Manifestação no DF neste domingo
REUTERS/Mateus Bonomi
Resumo
Manifestação organizada pelo deputado Nikolas Ferreira (PL-MG) reuniu cerca de 18 mil pessoas em Brasília, com críticas ao presidente Lula, faixas pedindo impeachment e caminhada de apoiadores de Paracatu a Brasília.
Incidente com raio atingiu manifestantes durante o evento, deixando 72 pessoas socorridas, 32 encaminhadas a hospitais e oito em condições instáveis, segundo informações do Corpo de Bombeiros.
Contagem do público foi feita por pesquisadores da USP e ONG More in Common, usando fotos aéreas e inteligência artificial para garantir precisão, apontando pico entre 15,8 mil e 20,1 mil participantes.
A manifestação organizada pelo deputado Nikolas Ferreira (PL-MG) reuniu 18 mil pessoas em Brasília, neste domingo, 25, segundo levantamento do Monitor do Debate Político da Universidade de São Paulo (USP) e da ONG More in Common.
Com margem de erro de 12%, o cálculo aponta um público, no momento de pico, entre 15,8 mil e 20,1 mil participantes, segundo a análise. A contagem foi feita a partir de fotos aéreas analisadas com software de inteligência artificial.
Nikolas promoveu uma caminhada com apoiadores que andaram de Paracatu (MG) até Brasília durante nesta semana. O evento foi batizado de "Caminhada pela Paz" e movimento "Acorda, Brasil".
A manifestação foi marcada por coros com críticas ao presidente Lula e faixas pedindo o seu impeachment. Um carro de som foi posicionado na praça para permitir a realização de discursos.

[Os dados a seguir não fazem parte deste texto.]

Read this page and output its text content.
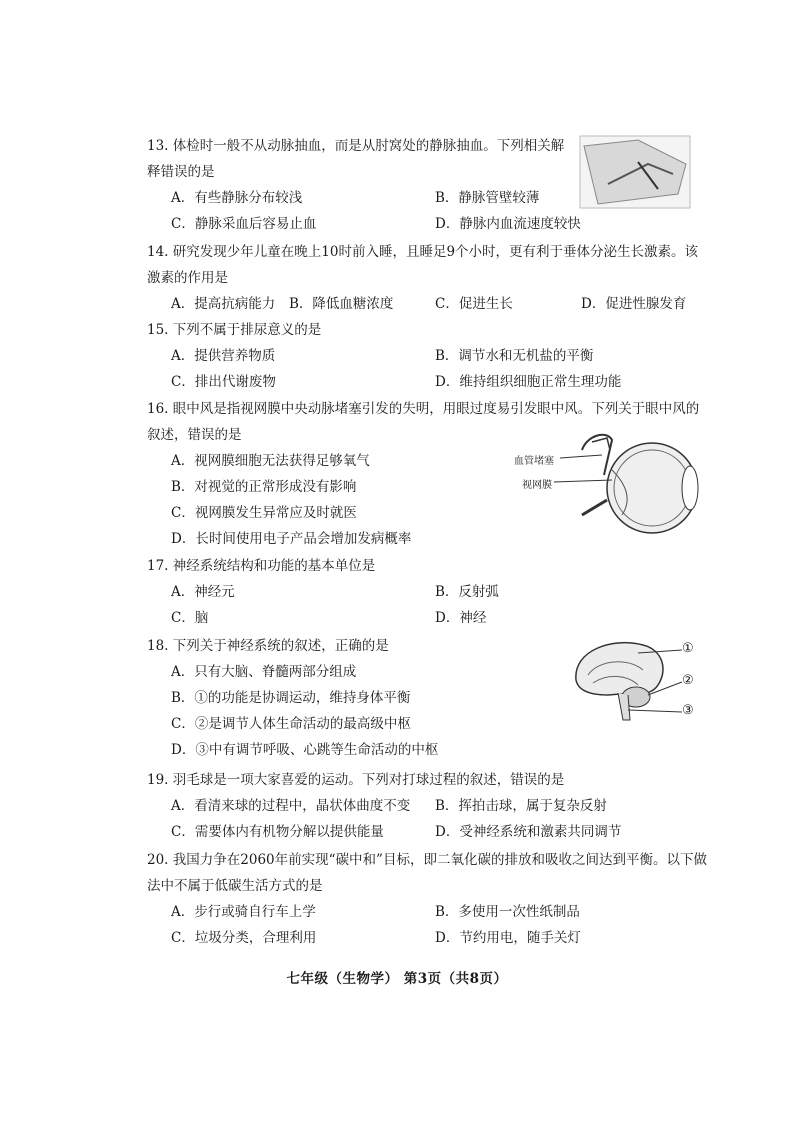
13. 体检时一般不从动脉抽血，而是从肘窝处的静脉抽血。下列相关解释错误的是
A．有些静脉分布较浅	B．静脉管壁较薄
C．静脉采血后容易止血	D．静脉内血流速度较快
14. 研究发现少年儿童在晚上10时前入睡，且睡足9个小时，更有利于垂体分泌生长激素。该激素的作用是
A．提高抗病能力 B．降低血糖浓度	C．促进生长	D．促进性腺发育
15. 下列不属于排尿意义的是
A．提供营养物质	B．调节水和无机盐的平衡
C．排出代谢废物	D．维持组织细胞正常生理功能
16. 眼中风是指视网膜中央动脉堵塞引发的失明，用眼过度易引发眼中风。下列关于眼中风的叙述，错误的是
A．视网膜细胞无法获得足够氧气
B．对视觉的正常形成没有影响
C．视网膜发生异常应及时就医
D．长时间使用电子产品会增加发病概率
血管堵塞
视网膜
17. 神经系统结构和功能的基本单位是
A．神经元	B．反射弧
C．脑	D．神经
18. 下列关于神经系统的叙述，正确的是
A．只有大脑、脊髓两部分组成
B．①的功能是协调运动，维持身体平衡
C．②是调节人体生命活动的最高级中枢
D．③中有调节呼吸、心跳等生命活动的中枢
①
②
③
19. 羽毛球是一项大家喜爱的运动。下列对打球过程的叙述，错误的是
A．看清来球的过程中，晶状体曲度不变 B．挥拍击球，属于复杂反射
C．需要体内有机物分解以提供能量	D．受神经系统和激素共同调节
20. 我国力争在2060年前实现“碳中和”目标，即二氧化碳的排放和吸收之间达到平衡。以下做法中不属于低碳生活方式的是
A．步行或骑自行车上学	B．多使用一次性纸制品
C．垃圾分类，合理利用	D．节约用电，随手关灯
七年级（生物学） 第3页（共8页）
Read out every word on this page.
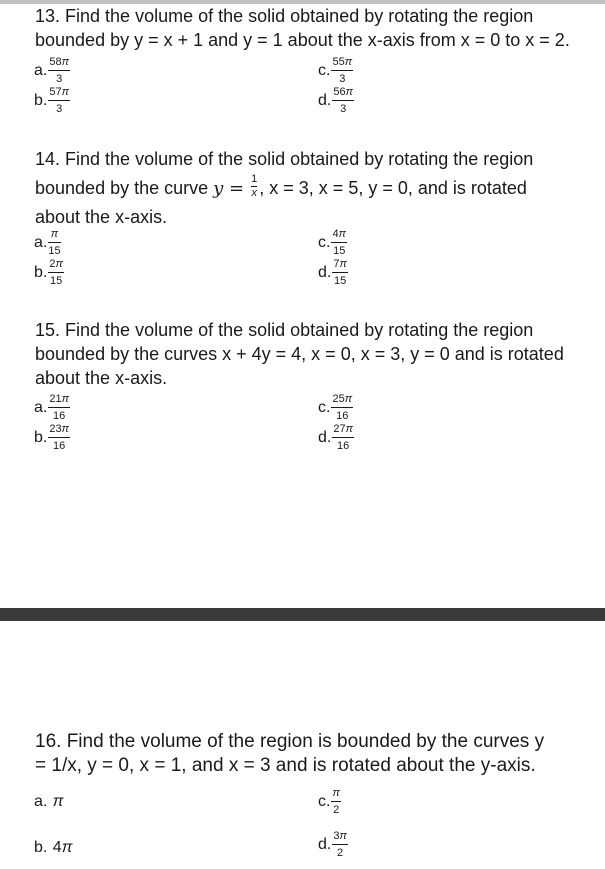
13. Find the volume of the solid obtained by rotating the region
bounded by y = x + 1 and y = 1 about the x-axis from x = 0 to x = 2.
a. $\frac{58\pi}{3}$
b. $\frac{57\pi}{3}$
c. $\frac{55\pi}{3}$
d. $\frac{56\pi}{3}$
14. Find the volume of the solid obtained by rotating the region
bounded by the curve $y = \frac{1}{x}$ , x = 3, x = 5, y = 0, and is rotated
about the x-axis.
a. $\frac{\pi}{15}$
b. $\frac{2\pi}{15}$
c. $\frac{4\pi}{15}$
d. $\frac{7\pi}{15}$
15. Find the volume of the solid obtained by rotating the region
bounded by the curves x + 4y = 4, x = 0, x = 3, y = 0 and is rotated
about the x-axis.
a. $\frac{21\pi}{16}$
b. $\frac{23\pi}{16}$
c. $\frac{25\pi}{16}$
d. $\frac{27\pi}{16}$
16. Find the volume of the region is bounded by the curves y
= 1/x, y = 0, x = 1, and x = 3 and is rotated about the y-axis.
a.
π
b.
4 π
c. $\frac{\pi}{2}$
d. $\frac{3\pi}{2}$
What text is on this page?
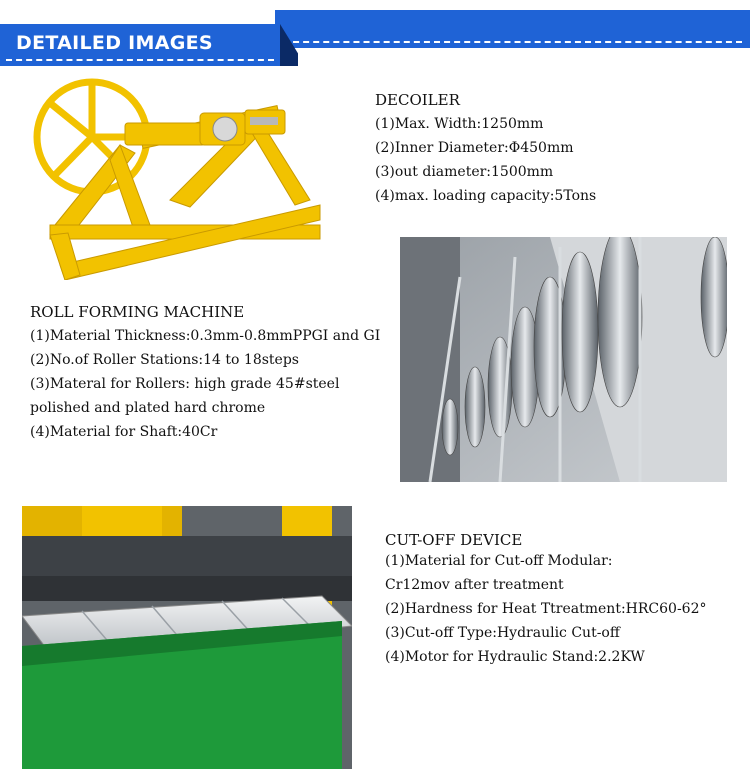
DETAILED IMAGES

DECOILER

(1)Max. Width:1250mm

(2)Inner Diameter:Φ450mm

(3)out diameter:1500mm

(4)max. loading capacity:5Tons

ROLL FORMING MACHINE

(1)Material Thickness:0.3mm-0.8mmPPGI and GI

(2)No.of Roller Stations:14 to 18steps

(3)Materal for Rollers: high grade 45#steel

polished and plated hard chrome

(4)Material for Shaft:40Cr

CUT-OFF DEVICE

(1)Material for Cut-off Modular:

Cr12mov after treatment

(2)Hardness for Heat Ttreatment:HRC60-62°

(3)Cut-off Type:Hydraulic Cut-off

(4)Motor for Hydraulic Stand:2.2KW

Um raio atingiu a área, algumas pessoas ficaram desacordadas e 72 precisaram ser socorridas pelo Corpo de Bombeiros no local. Ao todo, 32 pessoas foram levadas para dois hospitais e oito apresentavam 'condições instáveis'.
Para o cálculo do número de manifestantes, foram tiradas fotos em dois diferentes horários, às 10h45 e 15h15, totalizando 24 imagens. Foram selecionadas 7 fotos tiradas às 15h15, momento de pico da aglomeração. As imagens cobriam toda a extensão da manifestação, sem sobreposição.
No método, segundo o monitor da USP, um drone tira fotos aéreas e o software analisa as imagens para identificar e marcar automaticamente as cabeças das pessoas.
Usando inteligência artificial, o sistema localiza cada indivíduo e conta quantos pontos aparecem na imagem. Esse processo garante uma contagem precisa, mesmo em áreas densas, de acordo com os analistas.